Central chemoreceptor modulation of breathing via multipath tuning in medullary ventrolateral respiratory column circuits

Ventrolateral respiratory column (VRC) circuits that modulate breathing in response to changes in central chemoreceptor drive are incompletely understood. We employed multielectrode arrays and spike train correlation methods to test predictions of the hypothesis that pre-Bötzinger complex (pre-BötC) and retrotrapezoid nucleus/parafacial (RTN-pF) circuits cooperate in chemoreceptor-evoked tuning of ventral respiratory group (VRG) inspiratory neurons. Central chemoreceptors were selectively stimulated by injections of CO(2)-saturated saline into the vertebral artery in seven decerebrate, vagotomized, neuromuscularly blocked, and artificially ventilated cats. Among sampled neurons in the Bötzinger complex (BötC)-to-VRG region, 70% (161 of 231) had a significant change in firing rate after chemoreceptor stimulation, as did 70% (101 of 144) of the RTN-pF neurons. Other responsive neurons (24 BötC-VRG; 11 RTN-pF) had a change in the depth of respiratory modulation without a significant change in average firing rate. Seventy BötC-VRG chemoresponsive neurons triggered 189 offset-feature correlograms (96 peaks; 93 troughs) with at least one responsive BötC-VRG cell.

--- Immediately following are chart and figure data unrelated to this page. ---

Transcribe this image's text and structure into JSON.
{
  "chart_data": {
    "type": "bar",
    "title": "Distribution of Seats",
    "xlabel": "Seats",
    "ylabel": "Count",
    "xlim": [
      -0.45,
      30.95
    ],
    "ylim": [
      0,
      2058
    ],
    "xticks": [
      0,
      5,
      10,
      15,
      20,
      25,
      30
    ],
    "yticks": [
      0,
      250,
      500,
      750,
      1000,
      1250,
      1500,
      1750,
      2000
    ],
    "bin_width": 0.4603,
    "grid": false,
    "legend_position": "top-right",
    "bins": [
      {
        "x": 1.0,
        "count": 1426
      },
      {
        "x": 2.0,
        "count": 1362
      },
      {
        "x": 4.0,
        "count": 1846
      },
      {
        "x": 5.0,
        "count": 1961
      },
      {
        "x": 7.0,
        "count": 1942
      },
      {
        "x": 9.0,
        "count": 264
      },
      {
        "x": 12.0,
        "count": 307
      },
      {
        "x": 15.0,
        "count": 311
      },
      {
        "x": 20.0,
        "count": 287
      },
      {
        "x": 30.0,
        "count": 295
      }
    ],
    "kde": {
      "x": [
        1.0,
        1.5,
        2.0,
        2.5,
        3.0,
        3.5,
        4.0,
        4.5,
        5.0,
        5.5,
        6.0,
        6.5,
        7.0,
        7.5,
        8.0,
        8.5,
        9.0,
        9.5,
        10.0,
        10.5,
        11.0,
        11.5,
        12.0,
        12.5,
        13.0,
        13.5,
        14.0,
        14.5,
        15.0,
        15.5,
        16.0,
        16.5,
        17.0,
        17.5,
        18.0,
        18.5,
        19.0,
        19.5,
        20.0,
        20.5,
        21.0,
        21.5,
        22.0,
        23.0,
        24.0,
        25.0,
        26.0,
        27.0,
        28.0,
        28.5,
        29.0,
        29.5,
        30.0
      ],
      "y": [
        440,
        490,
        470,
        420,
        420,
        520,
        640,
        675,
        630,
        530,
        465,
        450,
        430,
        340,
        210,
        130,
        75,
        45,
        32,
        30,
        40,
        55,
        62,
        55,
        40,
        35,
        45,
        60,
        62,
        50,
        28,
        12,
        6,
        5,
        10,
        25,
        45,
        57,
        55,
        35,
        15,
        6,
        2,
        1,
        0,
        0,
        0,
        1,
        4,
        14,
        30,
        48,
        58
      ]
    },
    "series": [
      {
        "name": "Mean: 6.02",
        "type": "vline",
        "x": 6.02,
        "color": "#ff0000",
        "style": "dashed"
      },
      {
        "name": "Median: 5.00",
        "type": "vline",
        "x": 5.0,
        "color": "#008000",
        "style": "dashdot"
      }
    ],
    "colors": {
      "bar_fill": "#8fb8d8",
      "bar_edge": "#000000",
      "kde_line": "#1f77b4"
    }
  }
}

Functional input from at least one RTN-pF cell could be inferred for 45 BötC-VRG neurons (19%). Eleven RTN-pF cells were correlated with more than one BötC-VRG target neuron, providing evidence for divergent connectivity. Thirty-seven RTN-pF neurons, 24 of which were chemoresponsive, were correlated with at least one chemoresponsive BötC-VRG neuron. Correlation linkage maps and spike-triggered averages of phrenic nerve signals suggest transmission of chemoreceptor drive via a multipath network architecture: RTN-pF modulation of pre-BötC-VRG rostral-to-caudal excitatory inspiratory neuron chains is tuned by feedforward and recurrent inhibition from other inspiratory neurons and from "tonic" expiratory neurons.